Let's skip ahead to fourth grade and a child's first exposure to a bar graph. Approach the page in a sequential, logical way. Initially, have the student get an overview of the page. Are there bumpy parts? Smooth parts? Where's the action, the information? Where is there no information? Using directional terms, have the child place the hands together in the "top middle" of the page and slide the hands down and around. If this approach is difficult, just moving one's hands over the page will help reveal where the content lies.
Next, have the child place the hands together at the top middle of the page and draw them apart and down along each side. Feel the empty margins. Oops, what's that? Oh, a page number. But where's the content information?
Back to the top, and line by line, left to right, encourage the child to explore the page, touching everything there is to touch. The child will come across the graph bars of different lengths to be compared. Then the child will encounter the y-axis and the x-axis and their noted measurements. Wouldn't it be fun if the bar graph related to the child's personal experience, such as who's the tallest family member? Who's next in height?
You can make a simple drawing kit by using a framed sheet of window screening. Place the drawing paper on top of the screen. Use thick crayons to draw and drag lines across the page; the crayon lines will leave little pieces of crayon wax on the paper in the shape of the lines. The lines are now tactile. Just drawing strokes and counting them is a simple, satisfying activity. Another activity, requiring a bit more dexterity, involves tracing within shape stencils. Once this skill has been mastered, the child can try drawing the shape freehand. The screen device is commercially available. Other, more sophisticated, devices allow drawn lines to be erased through physical pressure or with an electronic eraser.
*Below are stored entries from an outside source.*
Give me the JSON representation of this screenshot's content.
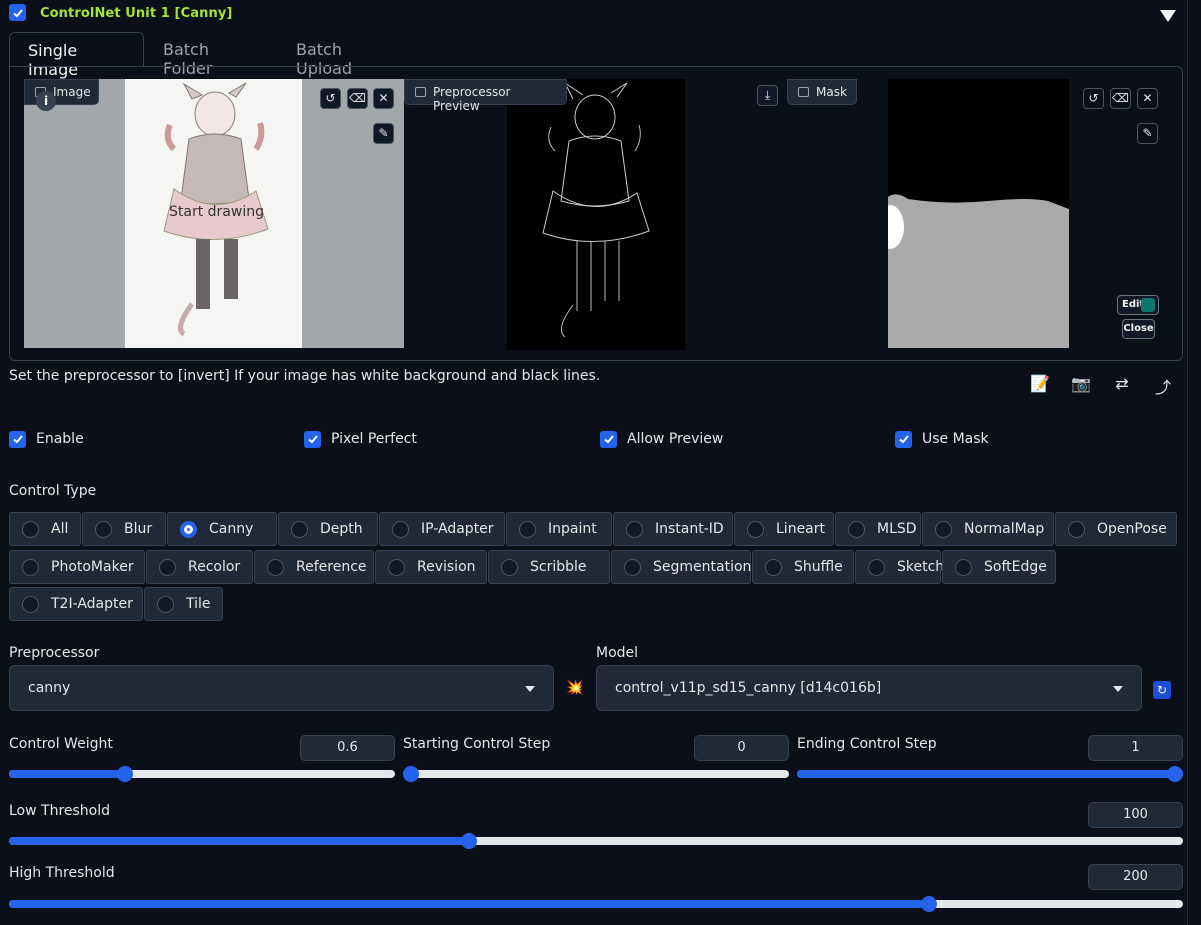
{
  "header": {
    "title": "ControlNet Unit 1  [Canny]"
  },
  "tabs": [
    {
      "label": "Single Image"
    },
    {
      "label": "Batch Folder"
    },
    {
      "label": "Batch Upload"
    }
  ],
  "image_panel": {
    "image_label": "Image",
    "canvas_text": "Start drawing",
    "preview_label": "Preprocessor Preview",
    "mask_label": "Mask",
    "edit_label": "Edit",
    "close_label": "Close"
  },
  "hint": "Set the preprocessor to [invert] If your image has white background and black lines.",
  "options": {
    "enable": "Enable",
    "pixel_perfect": "Pixel Perfect",
    "allow_preview": "Allow Preview",
    "use_mask": "Use Mask"
  },
  "control_type": {
    "label": "Control Type",
    "items": [
      "All",
      "Blur",
      "Canny",
      "Depth",
      "IP-Adapter",
      "Inpaint",
      "Instant-ID",
      "Lineart",
      "MLSD",
      "NormalMap",
      "OpenPose",
      "PhotoMaker",
      "Recolor",
      "Reference",
      "Revision",
      "Scribble",
      "Segmentation",
      "Shuffle",
      "Sketch",
      "SoftEdge",
      "T2I-Adapter",
      "Tile"
    ],
    "selected": "Canny"
  },
  "preprocessor": {
    "label": "Preprocessor",
    "value": "canny"
  },
  "model": {
    "label": "Model",
    "value": "control_v11p_sd15_canny [d14c016b]"
  },
  "sliders": {
    "control_weight": {
      "label": "Control Weight",
      "value": "0.6",
      "fraction": 0.3
    },
    "starting_step": {
      "label": "Starting Control Step",
      "value": "0",
      "fraction": 0
    },
    "ending_step": {
      "label": "Ending Control Step",
      "value": "1",
      "fraction": 1
    },
    "low_threshold": {
      "label": "Low Threshold",
      "value": "100",
      "fraction": 0.392
    },
    "high_threshold": {
      "label": "High Threshold",
      "value": "200",
      "fraction": 0.784
    }
  },
  "colors": {
    "accent": "#2563eb",
    "title": "#a3e635",
    "background": "#0b0f19"
  }
}
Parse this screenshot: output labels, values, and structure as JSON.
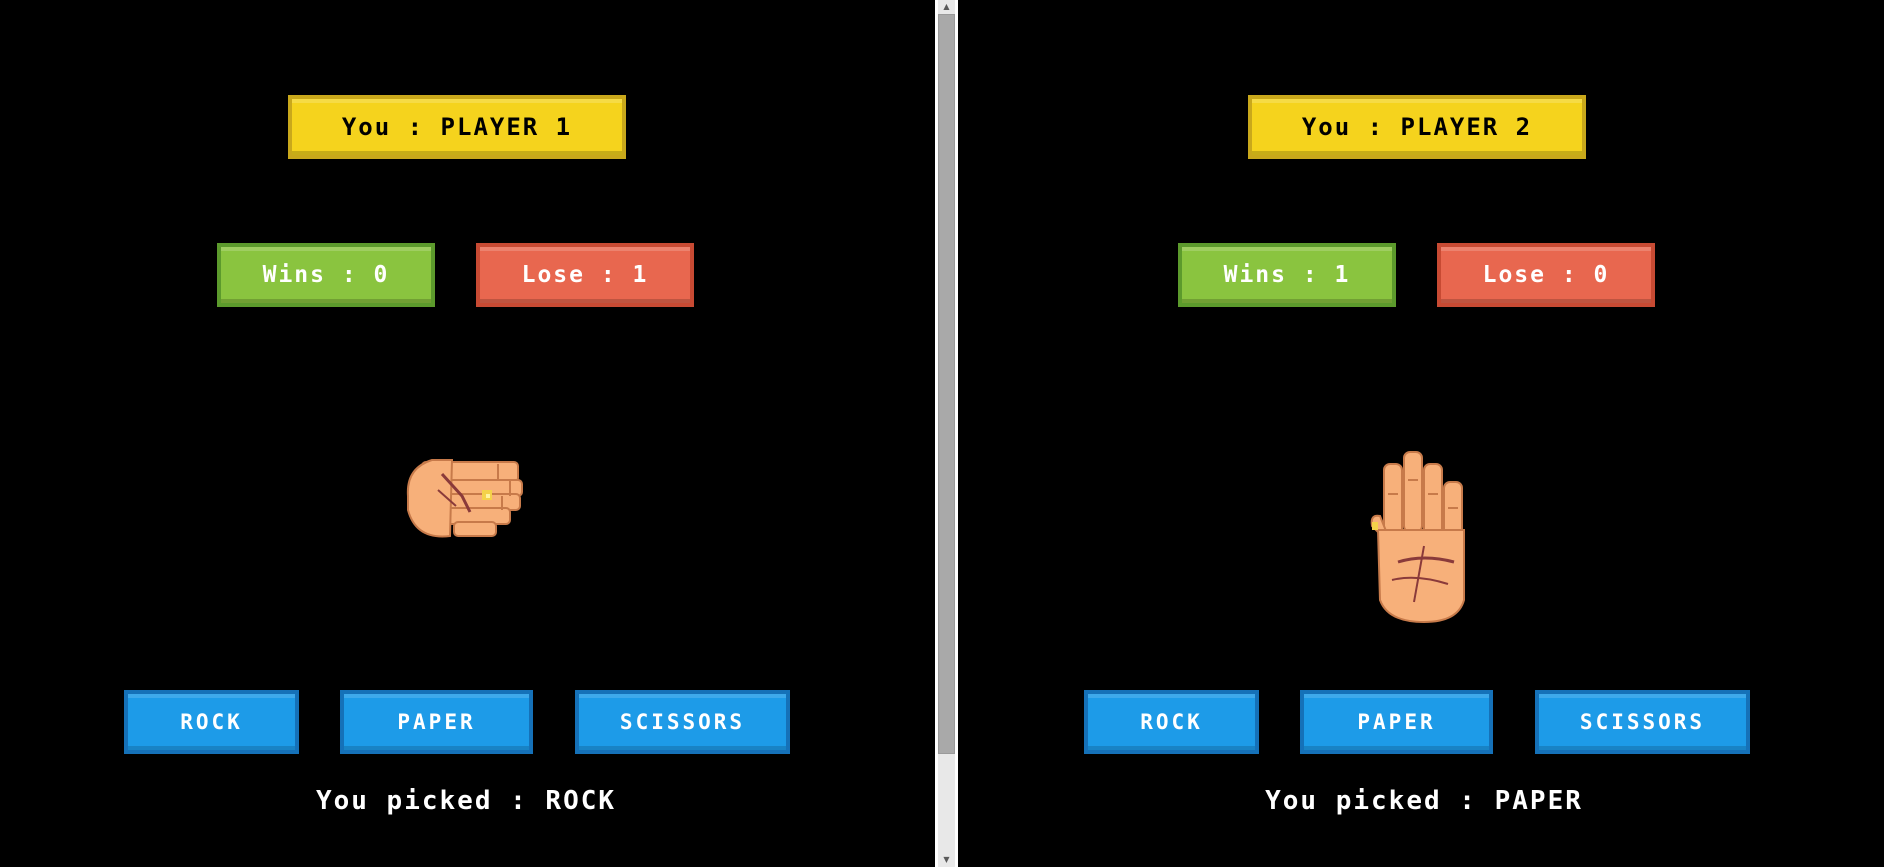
{
  "left_pane": {
    "player_label": "You : PLAYER 1",
    "wins_label": "Wins : 0",
    "lose_label": "Lose : 1",
    "hand_icon": "rock-hand-icon",
    "buttons": {
      "rock": "ROCK",
      "paper": "PAPER",
      "scissors": "SCISSORS"
    },
    "picked_label": "You picked : ROCK"
  },
  "right_pane": {
    "player_label": "You : PLAYER 2",
    "wins_label": "Wins : 1",
    "lose_label": "Lose : 0",
    "hand_icon": "paper-hand-icon",
    "buttons": {
      "rock": "ROCK",
      "paper": "PAPER",
      "scissors": "SCISSORS"
    },
    "picked_label": "You picked : PAPER"
  },
  "colors": {
    "background": "#000000",
    "player_box": "#f5d31d",
    "wins_box": "#8ac43f",
    "lose_box": "#e8674f",
    "button": "#1d9be8",
    "skin": "#f7b07a"
  }
}
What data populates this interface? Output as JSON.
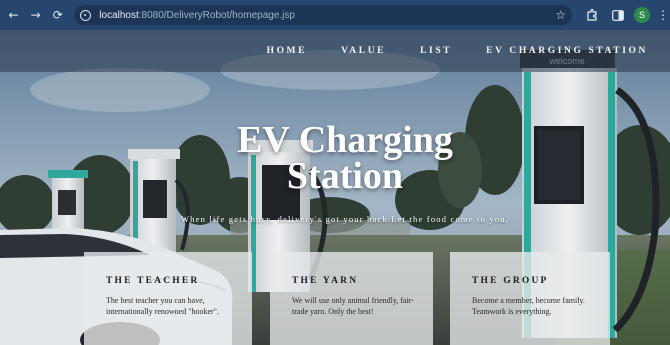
{
  "browser": {
    "url_host": "localhost",
    "url_path": ":8080/DeliveryRobot/homepage.jsp",
    "profile_initial": "S",
    "icons": [
      "back-icon",
      "forward-icon",
      "reload-icon",
      "site-info-icon",
      "star-icon",
      "extensions-icon",
      "sidebar-icon",
      "menu-icon"
    ]
  },
  "nav": {
    "items": [
      {
        "label": "HOME"
      },
      {
        "label": "VALUE"
      },
      {
        "label": "LIST"
      },
      {
        "label": "EV CHARGING STATION"
      }
    ]
  },
  "hero": {
    "title_line1": "EV Charging",
    "title_line2": "Station",
    "tagline": "When life gets busy, delivery's got your back.Let the food come to you."
  },
  "cards": [
    {
      "title": "THE TEACHER",
      "text": "The best teacher you can have, internationally renowned \"hooker\"."
    },
    {
      "title": "THE YARN",
      "text": "We will use only animal friendly, fair-trade yarn. Only the best!"
    },
    {
      "title": "THE GROUP",
      "text": "Become a member, become family. Teamwork is everything."
    }
  ],
  "sign_text": "welcome",
  "colors": {
    "browser_bar": "#27466d",
    "omnibox": "#1c3556",
    "accent_teal": "#2fa79a",
    "card_bg": "#e8eaec"
  }
}
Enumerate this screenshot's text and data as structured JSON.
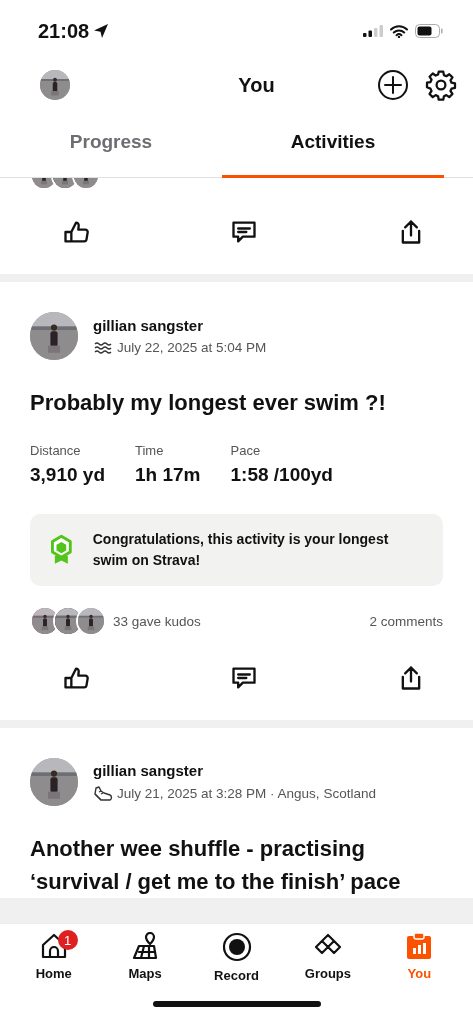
{
  "status_bar": {
    "time": "21:08"
  },
  "header": {
    "title": "You"
  },
  "tabs": [
    {
      "label": "Progress",
      "selected": false
    },
    {
      "label": "Activities",
      "selected": true
    }
  ],
  "activities": [
    {
      "athlete": "gillian sangster",
      "kind": "swim",
      "date": "July 22, 2025 at 5:04 PM",
      "title": "Probably my longest ever swim ?!",
      "stats": [
        {
          "label": "Distance",
          "value": "3,910 yd"
        },
        {
          "label": "Time",
          "value": "1h 17m"
        },
        {
          "label": "Pace",
          "value": "1:58 /100yd"
        }
      ],
      "achievement": "Congratulations, this activity is your longest swim on Strava!",
      "kudos": "33 gave kudos",
      "comments": "2 comments"
    },
    {
      "athlete": "gillian sangster",
      "kind": "run",
      "date": "July 21, 2025 at 3:28 PM · Angus, Scotland",
      "title": "Another wee shuffle - practising ‘survival / get me to the finish’ pace"
    }
  ],
  "nav": [
    {
      "label": "Home",
      "kind": "home",
      "badge": "1",
      "selected": false
    },
    {
      "label": "Maps",
      "kind": "maps",
      "selected": false
    },
    {
      "label": "Record",
      "kind": "record",
      "selected": false
    },
    {
      "label": "Groups",
      "kind": "groups",
      "selected": false
    },
    {
      "label": "You",
      "kind": "you",
      "selected": true
    }
  ]
}
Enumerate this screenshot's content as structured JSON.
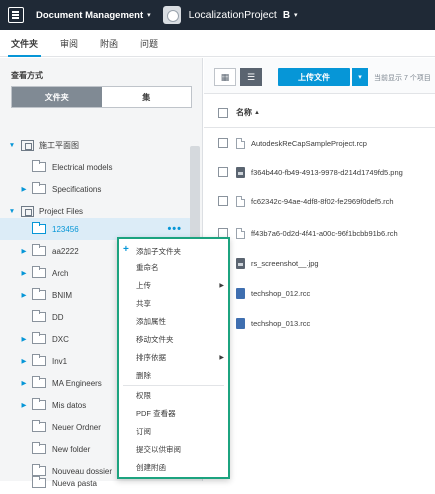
{
  "topbar": {
    "app_title": "Document Management",
    "project_name": "LocalizationProject",
    "project_badge": "B",
    "caret": "▾"
  },
  "tabs": [
    {
      "label": "文件夹",
      "active": true
    },
    {
      "label": "审阅",
      "active": false
    },
    {
      "label": "附函",
      "active": false
    },
    {
      "label": "问题",
      "active": false
    }
  ],
  "left": {
    "view_label": "查看方式",
    "segments": [
      "文件夹",
      "集"
    ],
    "tree": [
      {
        "label": "施工平面图",
        "level": 0,
        "expanded": true,
        "icon": "project-folder-icon"
      },
      {
        "label": "Electrical models",
        "level": 1,
        "expanded": null,
        "icon": "folder-icon"
      },
      {
        "label": "Specifications",
        "level": 1,
        "expanded": false,
        "icon": "folder-icon"
      },
      {
        "label": "Project Files",
        "level": 0,
        "expanded": true,
        "icon": "project-folder-icon"
      },
      {
        "label": "123456",
        "level": 1,
        "expanded": null,
        "icon": "folder-icon",
        "selected": true
      },
      {
        "label": "aa2222",
        "level": 1,
        "expanded": false,
        "icon": "folder-icon"
      },
      {
        "label": "Arch",
        "level": 1,
        "expanded": false,
        "icon": "folder-icon"
      },
      {
        "label": "BNIM",
        "level": 1,
        "expanded": false,
        "icon": "folder-icon"
      },
      {
        "label": "DD",
        "level": 1,
        "expanded": null,
        "icon": "folder-icon"
      },
      {
        "label": "DXC",
        "level": 1,
        "expanded": false,
        "icon": "folder-icon"
      },
      {
        "label": "Inv1",
        "level": 1,
        "expanded": false,
        "icon": "folder-icon"
      },
      {
        "label": "MA Engineers",
        "level": 1,
        "expanded": false,
        "icon": "folder-icon"
      },
      {
        "label": "Mis datos",
        "level": 1,
        "expanded": false,
        "icon": "folder-icon"
      },
      {
        "label": "Neuer Ordner",
        "level": 1,
        "expanded": null,
        "icon": "folder-icon"
      },
      {
        "label": "New folder",
        "level": 1,
        "expanded": null,
        "icon": "folder-icon"
      },
      {
        "label": "Nouveau dossier",
        "level": 1,
        "expanded": null,
        "icon": "folder-icon"
      },
      {
        "label": "Nueva pasta",
        "level": 1,
        "expanded": null,
        "icon": "folder-icon"
      }
    ],
    "more_label": "•••"
  },
  "right": {
    "upload_label": "上传文件",
    "showing_text": "当前显示 7 个项目",
    "name_header": "名称",
    "sort_arrow": "▲",
    "files": [
      {
        "name": "AutodeskReCapSampleProject.rcp",
        "icon": "doc"
      },
      {
        "name": "f364b440-fb49-4913-9978-d214d1749fd5.png",
        "icon": "img"
      },
      {
        "name": "fc62342c-94ae-4df8-8f02-fe2969f0def5.rch",
        "icon": "doc"
      },
      {
        "name": "ff43b7a6-0d2d-4f41-a00c-96f1bcbb91b6.rch",
        "icon": "doc"
      },
      {
        "name": "rs_screenshot__.jpg",
        "icon": "img"
      },
      {
        "name": "techshop_012.rcc",
        "icon": "rcc"
      },
      {
        "name": "techshop_013.rcc",
        "icon": "rcc"
      }
    ]
  },
  "context_menu": {
    "items": [
      {
        "label": "添加子文件夹",
        "plus": true,
        "submenu": false
      },
      {
        "label": "重命名",
        "plus": false,
        "submenu": false
      },
      {
        "label": "上传",
        "plus": false,
        "submenu": true
      },
      {
        "label": "共享",
        "plus": false,
        "submenu": false
      },
      {
        "label": "添加属性",
        "plus": false,
        "submenu": false
      },
      {
        "label": "移动文件夹",
        "plus": false,
        "submenu": false
      },
      {
        "label": "排序依据",
        "plus": false,
        "submenu": true
      },
      {
        "label": "删除",
        "plus": false,
        "submenu": false
      },
      {
        "label": "权限",
        "plus": false,
        "submenu": false
      },
      {
        "label": "PDF 查看器",
        "plus": false,
        "submenu": false
      },
      {
        "label": "订阅",
        "plus": false,
        "submenu": false
      },
      {
        "label": "提交以供审阅",
        "plus": false,
        "submenu": false
      },
      {
        "label": "创建附函",
        "plus": false,
        "submenu": false
      }
    ],
    "plus_glyph": "+",
    "submenu_glyph": "▶"
  }
}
As your child develops tactile fluency, he or she develops new neural pathways. As the child explores actual 3-dimensional objects, he or she learns to relate them to their 2-dimensional versions. Our goal is to help the child comprehend illustrations that grow more complicated with every school grade. Ultimately these young people will need to read maps and diagrams professionally or in higher education (a car mechanic's schematic, an organic chemist's diagram of a molecule).
In addition to understanding raised-line illustrations, perhaps with differing textures, blind students are likely to encounter 3D printed objects. These objects can be extremely useful, but careful tactile exploration is essential. Students need plenty of experience with thorough tactile exploration in order to benefit from the opportunities that 3D printing can provide. Such exploration, too, falls within the skills of tactile fluency and tactile literacy.
The timing is right for a basic, primary curriculum combining ready-made, raised-line drawings with opportunities for the child to create art and diagrams. This standardized foundation would support both teachers and parents in their efforts to expand the concept of tactile fluency. We have widened our thinking about what constitutes tactile fluency as we share ideas and have fun putting them into practice.